WE ARE A MAGAZINE ABOUT LAW AND JUSTICE | AND THE DIFFERENCE BETWEEN THE TWO
January 19 2025
WE ARE A MAGAZINE ABOUT LAW AND JUSTICE | AND THE DIFFERENCE BETWEEN THE TWO

Home Office has ‘utterly failed’ on immigration detention, say MPs

Home Office has ‘utterly failed’ on immigration detention, say MPs

Covert footage filmed inside Brook House, near Gatwick Airport (BBC)

The Home Office has shown a ‘cavalier’ attitude to the deprivation of human liberty and the protection of people’s basic rights, says new report. The Home Affairs Select Committee has found that the department has ‘utterly failed in its responsibilities to oversee and monitor the safe and humane detention of individuals in the UK’, and called for it to do ‘much more’ to ensure that the power to detain is only used as a ‘last resort’.

As a result of the Home Office’s failings, which include ‘often’ not following the policy and guidance governing its detention powers, people are being wrongfully detained, held in immigration detention when they are vulnerable and detained for too long, with some people being held for more than three years, the inquiry found.

The inquiry was prompted by a BBC Panorama documentary exposing the physical and verbal abuse of detainees by some staff at Brook House Immigration Removal Centre in 2017, and by ‘persistent’ reports of the ‘inappropriate’ use of immigration detention and its ‘damaging’ effect on the mental health and wellbeing of detainees.

The report raises serious concerns about recent reports of an increase in ‘self-inflicted deaths’ taking place in or shortly after detention.

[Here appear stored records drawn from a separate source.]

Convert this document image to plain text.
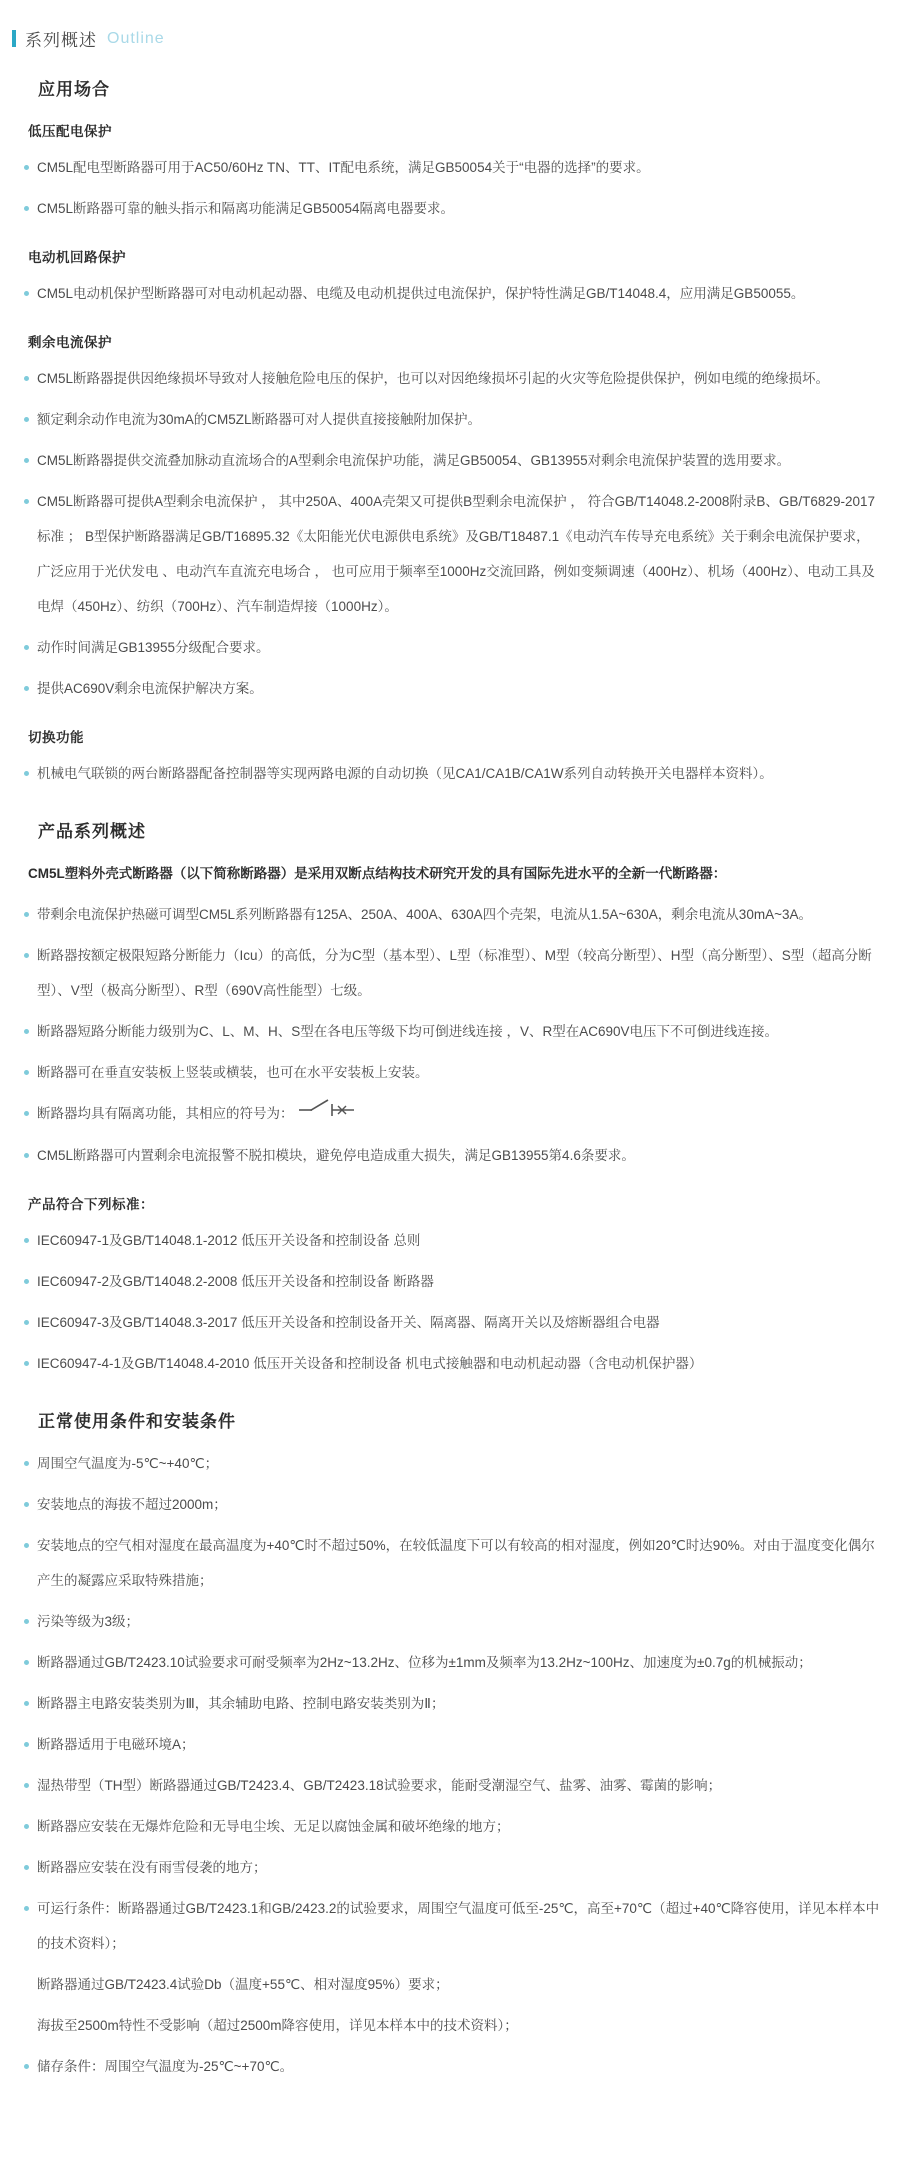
系列概述 Outline
应用场合
低压配电保护
CM5L配电型断路器可用于AC50/60Hz TN、TT、IT配电系统，满足GB50054关于“电器的选择”的要求。
CM5L断路器可靠的触头指示和隔离功能满足GB50054隔离电器要求。
电动机回路保护
CM5L电动机保护型断路器可对电动机起动器、电缆及电动机提供过电流保护，保护特性满足GB/T14048.4，应用满足GB50055。
剩余电流保护
CM5L断路器提供因绝缘损坏导致对人接触危险电压的保护，也可以对因绝缘损坏引起的火灾等危险提供保护，例如电缆的绝缘损坏。
额定剩余动作电流为30mA的CM5ZL断路器可对人提供直接接触附加保护。
CM5L断路器提供交流叠加脉动直流场合的A型剩余电流保护功能，满足GB50054、GB13955对剩余电流保护装置的选用要求。
CM5L断路器可提供A型剩余电流保护 ， 其中250A、400A壳架又可提供B型剩余电流保护 ， 符合GB/T14048.2-2008附录B、GB/T6829-2017标准 ； B型保护断路器满足GB/T16895.32《太阳能光伏电源供电系统》及GB/T18487.1《电动汽车传导充电系统》关于剩余电流保护要求，广泛应用于光伏发电 、电动汽车直流充电场合 ， 也可应用于频率至1000Hz交流回路，例如变频调速（400Hz）、机场（400Hz）、电动工具及电焊（450Hz）、纺织（700Hz）、汽车制造焊接（1000Hz）。
动作时间满足GB13955分级配合要求。
提供AC690V剩余电流保护解决方案。
切换功能
机械电气联锁的两台断路器配备控制器等实现两路电源的自动切换（见CA1/CA1B/CA1W系列自动转换开关电器样本资料）。
产品系列概述

CM5L塑料外壳式断路器（以下简称断路器）是采用双断点结构技术研究开发的具有国际先进水平的全新一代断路器：

带剩余电流保护热磁可调型CM5L系列断路器有125A、250A、400A、630A四个壳架，电流从1.5A~630A，剩余电流从30mA~3A。
断路器按额定极限短路分断能力（Icu）的高低，分为C型（基本型）、L型（标准型）、M型（较高分断型）、H型（高分断型）、S型（超高分断型）、V型（极高分断型）、R型（690V高性能型）七级。
断路器短路分断能力级别为C、L、M、H、S型在各电压等级下均可倒进线连接 ，V、R型在AC690V电压下不可倒进线连接。
断路器可在垂直安装板上竖装或横装，也可在水平安装板上安装。
断路器均具有隔离功能，其相应的符号为：
CM5L断路器可内置剩余电流报警不脱扣模块，避免停电造成重大损失，满足GB13955第4.6条要求。
产品符合下列标准：
IEC60947-1及GB/T14048.1-2012 低压开关设备和控制设备 总则
IEC60947-2及GB/T14048.2-2008 低压开关设备和控制设备 断路器
IEC60947-3及GB/T14048.3-2017 低压开关设备和控制设备开关、隔离器、隔离开关以及熔断器组合电器
IEC60947-4-1及GB/T14048.4-2010 低压开关设备和控制设备 机电式接触器和电动机起动器（含电动机保护器）
正常使用条件和安装条件
周围空气温度为-5℃~+40℃；
安装地点的海拔不超过2000m；
安装地点的空气相对湿度在最高温度为+40℃时不超过50%，在较低温度下可以有较高的相对湿度，例如20℃时达90%。对由于温度变化偶尔产生的凝露应采取特殊措施；
污染等级为3级；
断路器通过GB/T2423.10试验要求可耐受频率为2Hz~13.2Hz、位移为±1mm及频率为13.2Hz~100Hz、加速度为±0.7g的机械振动；
断路器主电路安装类别为Ⅲ，其余辅助电路、控制电路安装类别为Ⅱ；
断路器适用于电磁环境A；
湿热带型（TH型）断路器通过GB/T2423.4、GB/T2423.18试验要求，能耐受潮湿空气、盐雾、油雾、霉菌的影响；
断路器应安装在无爆炸危险和无导电尘埃、无足以腐蚀金属和破坏绝缘的地方；
断路器应安装在没有雨雪侵袭的地方；
可运行条件：断路器通过GB/T2423.1和GB/2423.2的试验要求，周围空气温度可低至-25℃，高至+70℃（超过+40℃降容使用，详见本样本中的技术资料）；
断路器通过GB/T2423.4试验Db（温度+55℃、相对湿度95%）要求；
海拔至2500m特性不受影响（超过2500m降容使用，详见本样本中的技术资料）；
储存条件：周围空气温度为-25℃~+70℃。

As reported by HM Chief Inspector of Prisons, one detainee who was a wheelchair user was held for 15 months despite an attempt to set himself on fire.

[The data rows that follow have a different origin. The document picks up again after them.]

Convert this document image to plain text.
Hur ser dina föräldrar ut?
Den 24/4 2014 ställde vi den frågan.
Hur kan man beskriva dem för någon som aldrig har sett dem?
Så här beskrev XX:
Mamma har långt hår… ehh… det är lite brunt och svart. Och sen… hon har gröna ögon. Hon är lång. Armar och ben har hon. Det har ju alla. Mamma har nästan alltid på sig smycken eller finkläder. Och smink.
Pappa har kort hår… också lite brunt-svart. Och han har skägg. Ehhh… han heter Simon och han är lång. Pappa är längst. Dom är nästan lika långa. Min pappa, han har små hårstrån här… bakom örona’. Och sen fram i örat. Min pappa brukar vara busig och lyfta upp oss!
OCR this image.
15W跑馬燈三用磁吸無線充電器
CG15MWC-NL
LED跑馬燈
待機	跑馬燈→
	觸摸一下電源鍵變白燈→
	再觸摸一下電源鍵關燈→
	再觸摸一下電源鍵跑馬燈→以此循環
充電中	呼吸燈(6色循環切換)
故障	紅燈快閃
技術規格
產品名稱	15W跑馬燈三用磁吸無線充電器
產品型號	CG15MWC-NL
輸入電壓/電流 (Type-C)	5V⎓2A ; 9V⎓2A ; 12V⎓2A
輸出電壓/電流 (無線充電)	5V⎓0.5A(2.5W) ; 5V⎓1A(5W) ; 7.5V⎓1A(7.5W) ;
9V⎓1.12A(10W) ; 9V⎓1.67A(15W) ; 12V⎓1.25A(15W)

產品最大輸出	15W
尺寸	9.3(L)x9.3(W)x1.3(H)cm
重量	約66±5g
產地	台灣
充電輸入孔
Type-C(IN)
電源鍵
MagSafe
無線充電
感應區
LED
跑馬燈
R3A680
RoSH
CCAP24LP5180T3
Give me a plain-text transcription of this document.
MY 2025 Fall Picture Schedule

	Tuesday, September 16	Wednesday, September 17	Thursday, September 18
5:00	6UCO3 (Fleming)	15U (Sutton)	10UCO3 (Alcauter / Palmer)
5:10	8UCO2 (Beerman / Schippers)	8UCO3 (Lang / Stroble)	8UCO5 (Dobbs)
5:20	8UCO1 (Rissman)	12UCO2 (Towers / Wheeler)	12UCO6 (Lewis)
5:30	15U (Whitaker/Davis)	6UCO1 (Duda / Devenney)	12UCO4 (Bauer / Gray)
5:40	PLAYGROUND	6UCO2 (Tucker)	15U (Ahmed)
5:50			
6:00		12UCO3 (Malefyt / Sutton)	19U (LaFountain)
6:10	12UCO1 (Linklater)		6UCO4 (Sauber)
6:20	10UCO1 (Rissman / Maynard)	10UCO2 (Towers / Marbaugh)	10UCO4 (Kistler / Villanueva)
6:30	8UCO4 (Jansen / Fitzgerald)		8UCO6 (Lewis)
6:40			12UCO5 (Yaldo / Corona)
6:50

Yvette Cooper, the chair of the committee, said: ‘Making the wrong decision on detention can have a devastating impact on people’s lives – as we saw from the Windrush scandal, but also from many other cases we have seen. The lack of any time limit and of proper judicial safeguards has allowed the Home Office to drift and delay, leaving people stuck in detention for months who really shouldn’t be there at all.’

Campaigners have been calling for an end to indefinite detention in the UK for some time and the report, amongst a series of other robust recommendations for reform, urges the Government to implement a maximum 28-day time limit with immediate effect.

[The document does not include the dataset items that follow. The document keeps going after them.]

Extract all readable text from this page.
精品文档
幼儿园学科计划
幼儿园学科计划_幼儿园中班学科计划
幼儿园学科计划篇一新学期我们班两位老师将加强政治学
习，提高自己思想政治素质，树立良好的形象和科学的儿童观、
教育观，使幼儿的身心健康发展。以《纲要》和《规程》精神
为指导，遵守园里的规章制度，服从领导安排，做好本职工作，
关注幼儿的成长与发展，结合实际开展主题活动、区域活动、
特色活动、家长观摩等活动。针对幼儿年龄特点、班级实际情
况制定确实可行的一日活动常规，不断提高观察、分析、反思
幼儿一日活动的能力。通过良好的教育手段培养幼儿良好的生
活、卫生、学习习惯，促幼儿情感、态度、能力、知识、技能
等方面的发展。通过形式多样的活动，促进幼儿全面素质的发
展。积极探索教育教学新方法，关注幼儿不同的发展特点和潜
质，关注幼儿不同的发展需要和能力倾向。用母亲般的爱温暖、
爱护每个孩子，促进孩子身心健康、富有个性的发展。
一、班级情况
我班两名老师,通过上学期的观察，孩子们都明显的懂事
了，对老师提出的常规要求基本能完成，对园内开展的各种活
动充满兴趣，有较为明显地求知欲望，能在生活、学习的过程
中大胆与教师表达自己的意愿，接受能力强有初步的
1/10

Indefinite detention ‘traumatises’ detainees and also means that there is ‘no pressure’ on the Home Office to make swift decisions on individuals’ cases’, the report says. In fact, the inquiry found that it is Home Office caseworking inefficiencies that are ‘unnecessarily’ prolonging individuals’ detention.

The inquiry also found that the use of detention as a means to enforce removal is ‘clearly’ prioritised above respect, dignity and the protection of vulnerable individuals. Vulnerable people, including victims of torture, are not being afforded the necessary protection to prevent them from unlawful detention and harm because of problems with the Home Office’s Adults at Risk policy, which was introduced in 2016 to protect vulnerable people but is ‘clearly’ failing to do so. The report recommends reverting to the previous policy of a presumption not to detain vulnerable individuals except in very exceptional circumstances.

The ‘serious’ lack of judicial oversight of Home Office decisions to detain ‘has to change’, the report said, with initial detention decisions being reviewed by a judge within 72 hours, and, rather than decisions to detain being through a paper-based exercise, caseworkers involved in the decision to detain an individual in all cases should be required to meet that individual ‘at least once’ prior to making a decision.

A Home Office spokesperson said: ‘Detention is an important part of our immigration system – but it must be fair, humane and used only when absolutely necessary. We are committed to going further and faster with reforms to immigration detention and a comprehensive cross-government programme of work is in hand to deliver on that commitment.’